Mark Webber's Jaguar, Brazilian GP 2003

Mark Webber's Jaguar, Brazilian GP 2003 

 © The Cahier Archive

The important question that needs to be answered about the Brazilian Grand Prix is how it was that the classification was issued incorrectly - if it is judged that this was the case. The timing screens immediately after the race showed the order on lap 54. Several journalists (who have very tight deadlines in Brazil) where in the process of writing stories with Giancarlo Fisichella as the winner. Those who kept lap charts were busy arguing that Fisichella had completed lap 55 and therefore that the classification should have been at the end of lap 53. But its seems that everyone was wrong because Fisichella did not take the red flag before he crossed the finish line and so it was his 56th lap when the race was stopped. Thus the classification should have been taken at the end of lap 54, as the screens indicated. At some point (several minutes) after the race ended this was switched to the classification at the end of lap 53 which made Kimi Raikkonen the winner as he was still in the lead at that point.

The mess in Brazil may also be linked to the fact that for the first time in memory Race Control also missed a clear violation of the rules when Ralf Schumacher overtook Jos Verstappen before the start-finish line at the first restart. This should have been reported and punished with a drive-through penalty. Several drivers also reported yellow flag overtaking incidents which were not punished.

The interesting point in all this is that there may be a reason for it all happening at the same event. The demise of the Formula One television digital broadcasts means that some of the technology which was used by Race Control may no longer be available.

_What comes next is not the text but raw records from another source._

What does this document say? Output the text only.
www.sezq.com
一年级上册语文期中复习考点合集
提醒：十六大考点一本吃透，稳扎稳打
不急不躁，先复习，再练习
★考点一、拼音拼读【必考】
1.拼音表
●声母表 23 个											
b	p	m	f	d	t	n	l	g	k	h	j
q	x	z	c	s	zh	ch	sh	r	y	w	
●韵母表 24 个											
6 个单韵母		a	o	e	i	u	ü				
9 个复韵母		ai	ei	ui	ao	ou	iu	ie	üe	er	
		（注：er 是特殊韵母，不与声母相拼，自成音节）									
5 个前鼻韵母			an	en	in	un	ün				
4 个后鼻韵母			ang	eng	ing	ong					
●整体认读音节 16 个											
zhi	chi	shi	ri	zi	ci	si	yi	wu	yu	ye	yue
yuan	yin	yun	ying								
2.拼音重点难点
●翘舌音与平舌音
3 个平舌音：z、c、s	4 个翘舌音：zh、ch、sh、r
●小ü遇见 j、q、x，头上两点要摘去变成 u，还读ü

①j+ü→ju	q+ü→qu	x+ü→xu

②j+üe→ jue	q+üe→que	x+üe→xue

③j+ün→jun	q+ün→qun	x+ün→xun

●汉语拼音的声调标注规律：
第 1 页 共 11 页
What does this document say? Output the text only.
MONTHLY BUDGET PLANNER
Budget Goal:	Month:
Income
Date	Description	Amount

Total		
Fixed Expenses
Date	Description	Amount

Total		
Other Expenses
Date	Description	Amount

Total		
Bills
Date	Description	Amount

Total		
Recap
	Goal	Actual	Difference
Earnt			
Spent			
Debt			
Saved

The digital broadcast center - known in the Formula 1 paddock as "Bakersville" after Eddie Baker, the former Brabham mechanic who ran it - was producing groundbreaking digital TV coverage of Grands Prix racing. This was able to monitor the exact position of each car on the track at any time. This was very useful for the TV crews because it enabled them to have the cameras better coordinated and to have the captioning much more reliable. This was achieved by the use of a fiber optic cable "ring" of the circuit, linking together sensors which are placed every 100m. As the computers knew exactly where the cars were and how fast they were going it was possible to monitor incidents and we believe that software existed which indicated if a driver has gone through an accident scene faster than he should have done or overtaken when he was not supposed to have done.